Azure Metadata Service Scheduled Events: An initial look

For a little while now, the Scheduled Events functionality in the Azure Metadata service has been in preview.  I recently had a chance to play with this on a test VM and the goal of this post is to walk through some basics.

From a setup perspective, configuring scheduled events for your VM is quite easy.  All it takes is a get request from your VM after setup to a private, non-routable IP address.  As per the documentation, this server may take up to 2 minutes to initialize, so be aware of that.

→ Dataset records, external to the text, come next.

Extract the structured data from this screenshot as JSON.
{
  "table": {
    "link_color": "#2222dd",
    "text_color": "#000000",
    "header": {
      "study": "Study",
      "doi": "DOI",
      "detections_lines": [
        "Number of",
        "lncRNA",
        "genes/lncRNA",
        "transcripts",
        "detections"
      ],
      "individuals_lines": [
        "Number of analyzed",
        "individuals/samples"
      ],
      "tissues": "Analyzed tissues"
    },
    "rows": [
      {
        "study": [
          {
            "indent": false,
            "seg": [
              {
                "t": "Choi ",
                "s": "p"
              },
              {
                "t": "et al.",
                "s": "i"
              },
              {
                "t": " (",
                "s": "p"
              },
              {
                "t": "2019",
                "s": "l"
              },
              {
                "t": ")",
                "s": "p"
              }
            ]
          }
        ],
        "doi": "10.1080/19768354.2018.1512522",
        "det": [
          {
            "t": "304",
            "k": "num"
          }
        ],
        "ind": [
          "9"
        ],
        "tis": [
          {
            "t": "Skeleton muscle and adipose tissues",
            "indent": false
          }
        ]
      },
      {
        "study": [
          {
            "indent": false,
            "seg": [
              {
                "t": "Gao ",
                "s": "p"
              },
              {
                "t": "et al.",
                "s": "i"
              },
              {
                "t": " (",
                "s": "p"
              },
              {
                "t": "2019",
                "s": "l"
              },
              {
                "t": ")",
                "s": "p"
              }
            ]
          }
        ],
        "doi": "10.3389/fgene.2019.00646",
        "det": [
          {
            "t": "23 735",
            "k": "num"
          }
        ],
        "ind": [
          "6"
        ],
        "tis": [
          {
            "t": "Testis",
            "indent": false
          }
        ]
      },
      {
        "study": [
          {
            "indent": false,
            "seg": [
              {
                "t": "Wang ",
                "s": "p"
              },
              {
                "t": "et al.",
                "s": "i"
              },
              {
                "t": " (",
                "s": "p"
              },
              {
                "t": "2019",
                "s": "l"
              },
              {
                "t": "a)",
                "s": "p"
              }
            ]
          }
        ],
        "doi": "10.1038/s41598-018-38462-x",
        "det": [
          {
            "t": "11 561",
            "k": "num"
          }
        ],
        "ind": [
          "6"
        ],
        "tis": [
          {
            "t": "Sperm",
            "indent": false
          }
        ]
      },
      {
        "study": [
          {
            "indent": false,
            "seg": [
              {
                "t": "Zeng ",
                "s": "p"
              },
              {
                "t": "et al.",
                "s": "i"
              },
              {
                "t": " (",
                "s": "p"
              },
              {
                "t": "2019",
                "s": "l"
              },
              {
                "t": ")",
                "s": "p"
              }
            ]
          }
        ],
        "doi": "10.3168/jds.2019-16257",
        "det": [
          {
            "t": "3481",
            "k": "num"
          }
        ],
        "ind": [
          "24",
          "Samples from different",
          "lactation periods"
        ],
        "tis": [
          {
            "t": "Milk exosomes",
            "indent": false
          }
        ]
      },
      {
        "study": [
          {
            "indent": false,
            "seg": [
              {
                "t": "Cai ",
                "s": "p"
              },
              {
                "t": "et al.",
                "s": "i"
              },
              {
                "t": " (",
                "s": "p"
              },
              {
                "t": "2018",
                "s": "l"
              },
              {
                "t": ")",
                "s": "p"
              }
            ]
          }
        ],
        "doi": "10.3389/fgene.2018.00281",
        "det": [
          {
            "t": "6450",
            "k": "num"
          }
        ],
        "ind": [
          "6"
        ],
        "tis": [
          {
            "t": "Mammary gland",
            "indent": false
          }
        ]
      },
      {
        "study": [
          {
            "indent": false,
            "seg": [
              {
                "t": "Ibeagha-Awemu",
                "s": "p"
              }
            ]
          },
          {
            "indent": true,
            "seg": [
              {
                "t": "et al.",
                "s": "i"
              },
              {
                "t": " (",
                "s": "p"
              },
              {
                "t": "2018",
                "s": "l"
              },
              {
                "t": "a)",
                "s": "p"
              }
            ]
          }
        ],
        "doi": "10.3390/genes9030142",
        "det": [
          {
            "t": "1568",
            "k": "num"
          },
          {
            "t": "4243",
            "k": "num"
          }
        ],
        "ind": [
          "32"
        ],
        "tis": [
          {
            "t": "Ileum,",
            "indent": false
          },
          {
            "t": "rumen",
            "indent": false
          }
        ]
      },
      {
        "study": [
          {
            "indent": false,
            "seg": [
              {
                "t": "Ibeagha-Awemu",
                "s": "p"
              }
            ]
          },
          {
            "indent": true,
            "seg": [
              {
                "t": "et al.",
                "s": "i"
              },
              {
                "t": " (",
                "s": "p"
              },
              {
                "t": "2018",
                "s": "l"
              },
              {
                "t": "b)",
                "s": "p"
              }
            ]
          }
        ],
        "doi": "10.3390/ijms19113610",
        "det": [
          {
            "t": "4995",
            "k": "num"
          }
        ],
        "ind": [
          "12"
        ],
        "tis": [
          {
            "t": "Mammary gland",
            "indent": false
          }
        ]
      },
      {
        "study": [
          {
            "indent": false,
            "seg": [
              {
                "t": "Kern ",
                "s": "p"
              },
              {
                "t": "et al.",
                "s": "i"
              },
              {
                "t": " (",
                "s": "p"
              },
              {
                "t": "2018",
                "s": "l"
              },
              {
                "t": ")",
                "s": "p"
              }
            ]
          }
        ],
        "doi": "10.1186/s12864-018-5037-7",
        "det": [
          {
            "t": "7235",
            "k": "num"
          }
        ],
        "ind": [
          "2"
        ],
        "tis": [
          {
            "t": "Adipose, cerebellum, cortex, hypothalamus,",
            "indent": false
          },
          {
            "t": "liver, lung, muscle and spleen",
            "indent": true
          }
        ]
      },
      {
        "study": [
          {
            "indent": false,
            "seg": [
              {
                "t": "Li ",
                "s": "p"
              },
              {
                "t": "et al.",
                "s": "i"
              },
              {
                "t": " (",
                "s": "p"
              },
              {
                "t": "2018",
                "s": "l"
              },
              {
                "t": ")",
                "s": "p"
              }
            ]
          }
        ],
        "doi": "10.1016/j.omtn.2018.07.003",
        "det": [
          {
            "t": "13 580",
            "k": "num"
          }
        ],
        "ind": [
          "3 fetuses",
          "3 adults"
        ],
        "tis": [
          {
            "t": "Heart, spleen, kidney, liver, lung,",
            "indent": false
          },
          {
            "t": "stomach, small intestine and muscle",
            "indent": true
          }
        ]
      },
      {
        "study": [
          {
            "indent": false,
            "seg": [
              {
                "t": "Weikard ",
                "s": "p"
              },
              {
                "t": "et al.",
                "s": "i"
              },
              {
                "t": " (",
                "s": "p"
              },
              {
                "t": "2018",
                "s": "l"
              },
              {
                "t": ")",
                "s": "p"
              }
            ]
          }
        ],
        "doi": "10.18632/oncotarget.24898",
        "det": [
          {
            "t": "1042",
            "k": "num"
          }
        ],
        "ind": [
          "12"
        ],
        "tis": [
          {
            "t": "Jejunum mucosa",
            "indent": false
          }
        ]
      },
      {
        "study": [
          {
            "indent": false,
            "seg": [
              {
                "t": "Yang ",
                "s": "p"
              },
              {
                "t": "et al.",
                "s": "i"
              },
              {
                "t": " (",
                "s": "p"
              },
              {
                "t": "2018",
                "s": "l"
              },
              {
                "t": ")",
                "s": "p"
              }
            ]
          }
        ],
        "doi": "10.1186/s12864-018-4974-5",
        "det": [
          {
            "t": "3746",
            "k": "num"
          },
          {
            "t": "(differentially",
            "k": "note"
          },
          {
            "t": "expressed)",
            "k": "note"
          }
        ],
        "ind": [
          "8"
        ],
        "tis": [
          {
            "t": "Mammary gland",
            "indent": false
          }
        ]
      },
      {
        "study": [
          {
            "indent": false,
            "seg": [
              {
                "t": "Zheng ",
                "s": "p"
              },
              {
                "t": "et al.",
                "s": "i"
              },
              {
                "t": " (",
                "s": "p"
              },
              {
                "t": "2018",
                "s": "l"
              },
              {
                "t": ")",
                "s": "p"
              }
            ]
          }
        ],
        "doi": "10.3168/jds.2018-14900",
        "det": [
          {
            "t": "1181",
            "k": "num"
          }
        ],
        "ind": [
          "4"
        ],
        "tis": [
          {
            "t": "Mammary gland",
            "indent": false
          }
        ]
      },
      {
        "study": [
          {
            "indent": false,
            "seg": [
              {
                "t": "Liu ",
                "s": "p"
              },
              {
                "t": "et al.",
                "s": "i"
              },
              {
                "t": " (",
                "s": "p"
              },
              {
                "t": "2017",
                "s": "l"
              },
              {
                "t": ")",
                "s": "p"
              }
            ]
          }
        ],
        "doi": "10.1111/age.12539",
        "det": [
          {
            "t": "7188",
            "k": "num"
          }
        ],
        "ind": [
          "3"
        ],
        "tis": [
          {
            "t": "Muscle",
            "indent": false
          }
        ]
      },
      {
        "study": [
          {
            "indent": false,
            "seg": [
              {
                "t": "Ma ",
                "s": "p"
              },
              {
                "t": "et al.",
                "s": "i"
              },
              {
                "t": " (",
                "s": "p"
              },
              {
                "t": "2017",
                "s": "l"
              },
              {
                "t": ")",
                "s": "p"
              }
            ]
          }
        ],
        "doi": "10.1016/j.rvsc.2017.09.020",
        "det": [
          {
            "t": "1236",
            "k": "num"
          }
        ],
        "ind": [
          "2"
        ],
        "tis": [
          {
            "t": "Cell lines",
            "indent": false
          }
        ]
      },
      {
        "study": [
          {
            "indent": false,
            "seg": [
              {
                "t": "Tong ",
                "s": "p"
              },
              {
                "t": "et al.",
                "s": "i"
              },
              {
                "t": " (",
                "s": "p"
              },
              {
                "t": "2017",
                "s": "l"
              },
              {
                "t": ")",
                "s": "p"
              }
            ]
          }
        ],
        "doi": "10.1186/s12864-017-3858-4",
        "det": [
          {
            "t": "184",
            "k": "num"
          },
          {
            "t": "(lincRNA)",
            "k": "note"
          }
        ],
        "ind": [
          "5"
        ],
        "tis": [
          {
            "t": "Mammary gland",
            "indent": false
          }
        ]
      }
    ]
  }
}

There are three types of events that are handled by this server: Freeze, Restart, and Shutdown.  The idea behind the service is that you could have a task running continually to watch this endpoint waiting for events.  When it does find an event, you could handle whatever is required (say gracefully shutdown the service or fail to a secondary) and then action the event by sending a POST request back to the endpoint.  Pretty neat for being able to handle HA situations.

I found a couple of interesting things while playing around with this service.

- Deallocating a machine clears any pending events.  This makes sense based on my understanding of what deallocation actually does.  Further, when you hit the endpoint again upon reallocating the VM it seems to "re-register" with the service

- Issuing a manual restart when a restart event is pending does not clear the restart event.  This makes sense and lends itself to the documented workflow that you should ask the Azure fabric to run the pending event by "approving it"

- I also noticed that there is a resources element in the JSON file but it seems to append an _ to the resource name. See the following image:


I think there are some interesting use cases for this service.  Some thoughts that I have:

- It would be nice to see this added as part of an ARM template, maybe as a VM extension
- It will be interesting to see how this integrates with toolsets like DSC.  I would image that you would have to disable them for some period to avoid auto-correction like capabilities.  The issue with this is that you don't get an event to trigger when the scheduled event is finished (or has just finished)
- I would love to see something more global (IE: reporting in the portal along with email alerting).

It is cool to see Azure moving to deliver more host health information and this service is no different.  I think there are some workflow pieces to work out as this gets integrated into a production environment.